Isso depende dos fundos comunitários, que são decisivos para a implementação da nossa estratégia até 2020. Neste país precisamos que os fundos comunitários estejam a funcionar, e ainda não estão. Nós vamos conseguir, mas não sei em que espaço de tempo. Neste momento, já há uma casa de cante alentejano no Alentejo, a Galeria do Desassossego, em Beja, e queremos que esse exemplo possa ser aplicado noutras zonas do território onde o cante tem uma forte expressão, e onde seja possível criar um produto turístico.

A classificação do cante alentejano pela UNESCO é o principio ou um fim?
É um meio para atingir o que consideramos decisivo no contexto do consumo turístico, do futuro consumidor. É a identidade, aquilo que há no território e que não há em mais parte nenhuma. O turista procura cada vez mais encontros com a identidade. No Alentejo e no Ribatejo, encetámos o caminho de trabalhar a identidade destes territórios, há quatro anos. É uma linha estratégica muito forte, que não tem só a ver com o cante alentejano, mas com um conjunto de dossiers de candidatura à UNESCO, que temos na calha e que iremos apresentar na devida altura, como a Festa do Povo de Campo Maior, os tapetes de Arraiolos, a pesca artesanal em São Torpes, no litoral alentejano, ou a cultura avieira do Ribatejo. Queremos ser o destino, em Portugal, com mais bens classificados já no próximo ano e, em 2020, ter oito bens classificados pela UNESCO. Queremos ser dos primeiros 15 destinos do mundo a avançar com a certificação. É um processo com início agora em Fevereiro, mas que vai durar seis anos, para certificar as empresas de animação, os museus, as adegas ou as igrejas.

Que balanço faz de 2014?
Foi o melhor ano turístico de sempre, a vários níveis. Quer em termos de procura, quer em termos de oferta, foi o melhor ano de sempre para o Alentejo. Foi a região do país que mais cresceu, tanto em dormidas como em proveito de ocupação. Também qualificámos muito a oferta, na continuação de um procedimento de melhoramento das unidades que começou há cinco anos.

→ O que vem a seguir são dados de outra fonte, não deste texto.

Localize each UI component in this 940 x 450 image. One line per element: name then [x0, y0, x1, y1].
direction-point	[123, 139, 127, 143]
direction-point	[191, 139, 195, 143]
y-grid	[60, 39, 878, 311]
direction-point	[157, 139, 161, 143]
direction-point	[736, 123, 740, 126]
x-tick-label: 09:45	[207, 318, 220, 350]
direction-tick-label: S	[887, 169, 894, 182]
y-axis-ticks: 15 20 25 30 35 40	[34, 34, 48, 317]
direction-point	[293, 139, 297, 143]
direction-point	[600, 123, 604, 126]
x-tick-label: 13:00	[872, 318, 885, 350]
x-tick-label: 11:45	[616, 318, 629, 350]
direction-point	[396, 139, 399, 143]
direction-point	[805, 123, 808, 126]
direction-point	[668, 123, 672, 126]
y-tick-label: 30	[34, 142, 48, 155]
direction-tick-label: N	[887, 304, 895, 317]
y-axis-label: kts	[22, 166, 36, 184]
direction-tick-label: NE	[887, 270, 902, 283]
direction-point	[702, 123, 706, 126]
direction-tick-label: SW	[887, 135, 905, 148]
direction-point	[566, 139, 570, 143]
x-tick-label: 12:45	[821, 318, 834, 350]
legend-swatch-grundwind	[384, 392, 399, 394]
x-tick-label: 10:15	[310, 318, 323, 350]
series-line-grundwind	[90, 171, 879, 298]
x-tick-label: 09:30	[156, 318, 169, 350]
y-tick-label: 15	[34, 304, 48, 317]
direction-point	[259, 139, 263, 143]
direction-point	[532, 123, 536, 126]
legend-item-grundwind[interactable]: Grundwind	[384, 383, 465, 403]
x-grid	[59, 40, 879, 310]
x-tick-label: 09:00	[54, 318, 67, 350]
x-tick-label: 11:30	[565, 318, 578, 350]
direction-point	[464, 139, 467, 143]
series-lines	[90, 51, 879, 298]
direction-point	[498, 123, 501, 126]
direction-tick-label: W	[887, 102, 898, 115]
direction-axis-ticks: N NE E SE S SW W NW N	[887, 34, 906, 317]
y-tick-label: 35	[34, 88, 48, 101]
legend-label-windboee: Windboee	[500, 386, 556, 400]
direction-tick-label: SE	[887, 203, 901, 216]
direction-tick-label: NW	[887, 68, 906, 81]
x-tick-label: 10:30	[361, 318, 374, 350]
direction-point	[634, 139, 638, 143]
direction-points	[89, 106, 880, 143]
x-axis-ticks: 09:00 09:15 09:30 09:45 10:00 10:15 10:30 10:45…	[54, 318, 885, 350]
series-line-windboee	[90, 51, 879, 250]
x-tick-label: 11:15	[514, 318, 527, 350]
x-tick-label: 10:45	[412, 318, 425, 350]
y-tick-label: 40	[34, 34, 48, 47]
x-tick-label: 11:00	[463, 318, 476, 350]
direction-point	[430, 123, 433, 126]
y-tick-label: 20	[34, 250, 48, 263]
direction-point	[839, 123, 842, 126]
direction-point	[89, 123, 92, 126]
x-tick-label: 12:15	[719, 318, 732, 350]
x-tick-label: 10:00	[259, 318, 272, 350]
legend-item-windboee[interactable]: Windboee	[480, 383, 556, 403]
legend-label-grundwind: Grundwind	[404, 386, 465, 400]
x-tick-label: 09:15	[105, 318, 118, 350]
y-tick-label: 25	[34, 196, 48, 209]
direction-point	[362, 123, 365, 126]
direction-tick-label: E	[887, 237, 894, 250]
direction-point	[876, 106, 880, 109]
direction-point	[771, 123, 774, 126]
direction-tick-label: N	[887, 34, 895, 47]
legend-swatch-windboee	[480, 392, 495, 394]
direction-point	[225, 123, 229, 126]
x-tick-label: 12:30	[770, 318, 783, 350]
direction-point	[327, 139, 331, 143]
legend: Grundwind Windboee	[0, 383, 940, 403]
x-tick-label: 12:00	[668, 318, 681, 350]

A receita do turismo no Alentejo, em 2014, chegou aos 250 milhões de euros. Esse bolo é todo para os grandes grupos, ou já chega aos pequenos investimentos?
Isso são projecções. Não temos números, por exemplo, do turismo no espaço rural. Posso dizer-lhe é que se há uma zona onde a expressão dos grandes grupos não tem essa força global que referiu, é o Alentejo.

As pequenas unidades também tiveram um bom ano?
Muito, como é lógico. Não quer dizer que não haja uma unidade que tenha descido, mas em termos médios os números são muito positivos. E para os grandes grupos também; basta ter ouvido as referências feitas quer pela Sonae, quer pelo grupo Amorim, em relação a Tróia – com um aumento exponencial das dormidas. Significa que houve um crescimento que foi dinâmico em todo o território, de Mértola a Nisa, de Tróia a Odeceixe.

A ideia de que o turismo no Alentejo é mais potencial do que negócio efectivo já não é verdadeira?
Não. Aliás, se fosse essa realidade, a nossa oferta não tinha aumentado nos últimos anos cerca de 10% ao ano, o que significa que, no contexto de cinco anos, aumentámos a oferta em 50%. Costumo dizer que o segredo em turismo é o gato, é superar as expectativas, e isso sucede numa tasquinha, num hotel, no hotel de uma estrela... No Alentejo, existia um hotel de cinco estrelas há três anos, hoje são nove e há novos projectos em andamento. Só em Évora há dois hotéis a inaugurar ainda este Verão, um da cadeia Vila Galé e outro ligado ao azeite. Significa que há muitos investimentos a surgir, que já há negócio.

O Alentejo e o Ribatejo vão estar “em peso” na BTL?
Somos o destino convidado este ano, e vamos ter a maior participação de sempre. O pavilhão, com quase mil metros quadrados, vai contar com a presença de 50 dos 58 municípios do nosso território e cerca de 30 empresas.